Russia’s invasion of Ukraine and Western governments’ response with a raft of sanctions has only added to the uncertainty in the market.
“Panic levels across commodity markets have risen alarmingly as the latest escalations in the Russia-Ukraine war have further heightened concerns over supply disruptions,” Fastmarkets’ research analysts said.
There have been growing concerns in the market that if nickel were subject to sanctions, there could be a significant impact on the market, particularly in Europe.

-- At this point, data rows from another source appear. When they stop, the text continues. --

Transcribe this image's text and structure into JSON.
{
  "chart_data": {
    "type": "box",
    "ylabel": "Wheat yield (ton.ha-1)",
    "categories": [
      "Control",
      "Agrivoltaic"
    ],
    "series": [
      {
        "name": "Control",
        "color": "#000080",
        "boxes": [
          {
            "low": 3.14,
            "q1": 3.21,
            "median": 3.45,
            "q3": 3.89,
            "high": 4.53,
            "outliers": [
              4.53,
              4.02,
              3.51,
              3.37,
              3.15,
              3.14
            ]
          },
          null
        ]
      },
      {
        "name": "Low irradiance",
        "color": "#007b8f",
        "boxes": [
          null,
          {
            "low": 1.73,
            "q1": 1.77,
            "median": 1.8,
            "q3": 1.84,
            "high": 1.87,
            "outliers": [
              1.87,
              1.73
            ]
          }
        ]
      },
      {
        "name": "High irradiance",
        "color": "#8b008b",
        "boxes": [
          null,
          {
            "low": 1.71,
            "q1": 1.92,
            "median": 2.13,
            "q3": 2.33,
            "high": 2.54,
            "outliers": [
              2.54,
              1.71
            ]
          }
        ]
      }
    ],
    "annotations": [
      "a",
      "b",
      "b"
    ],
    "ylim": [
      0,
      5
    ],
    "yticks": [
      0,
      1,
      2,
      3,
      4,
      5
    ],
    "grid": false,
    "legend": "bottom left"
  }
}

Russia is a key supplier of nickel to the global market, with Fastmarkets’ analysts estimating the country supplies around 6-7% of the global market. But it accounts for an even more significant share of class one products, with 23% of production and 29% of mined nickel sulfide.
Russia’s primary nickel miner, Nornickel, exports 96% of its production, of which 45% is supplied to customers in Europe.
“A conservative estimate would put Russian-origin material at around 50% of the market in Europe,” one trader told Fastmarkets.
With sanctions beginning to disrupt supply chains, and companies reportedly “self-sanctioning” Russian-origin material, nickel premiums in the spot market have begun to increase.
Nickel premiums surged in Europe this week due to the volatility of the price on the LME and growing concerns about the supply situation and Russia.
There were reports of premiums close to $10,000 per tonne on some products while consumers scrambled to secure non-Russian origin material for prompt delivery.
The biggest price increase was seen in the briquette market due to the volatility.
Fastmarkets assessed the nickel briquette premium, in-whs Rotterdam at $700-1,400 per tonne on March 8, nearly four times the $240-300 per tonne on March 1.
Amid this storm of supply tightness, concerns over supply due to the Russian-Ukraine war and a short squeeze, the three-month futures price on the LME more than tripled to its $101,365-per-tonne peak on March 8 from $29,130 per tonne at the close on March 4.
“The biggest worry now is companies and banks looking to finance nickel deals; how are you supposed to operate in this market?” one producer asked.
“The move [by the LME to suspend nickel trading] was, of course, the only course of action; something has gone terribly wrong in the market,” another trader said.
Alice Mason in London contributed to this article.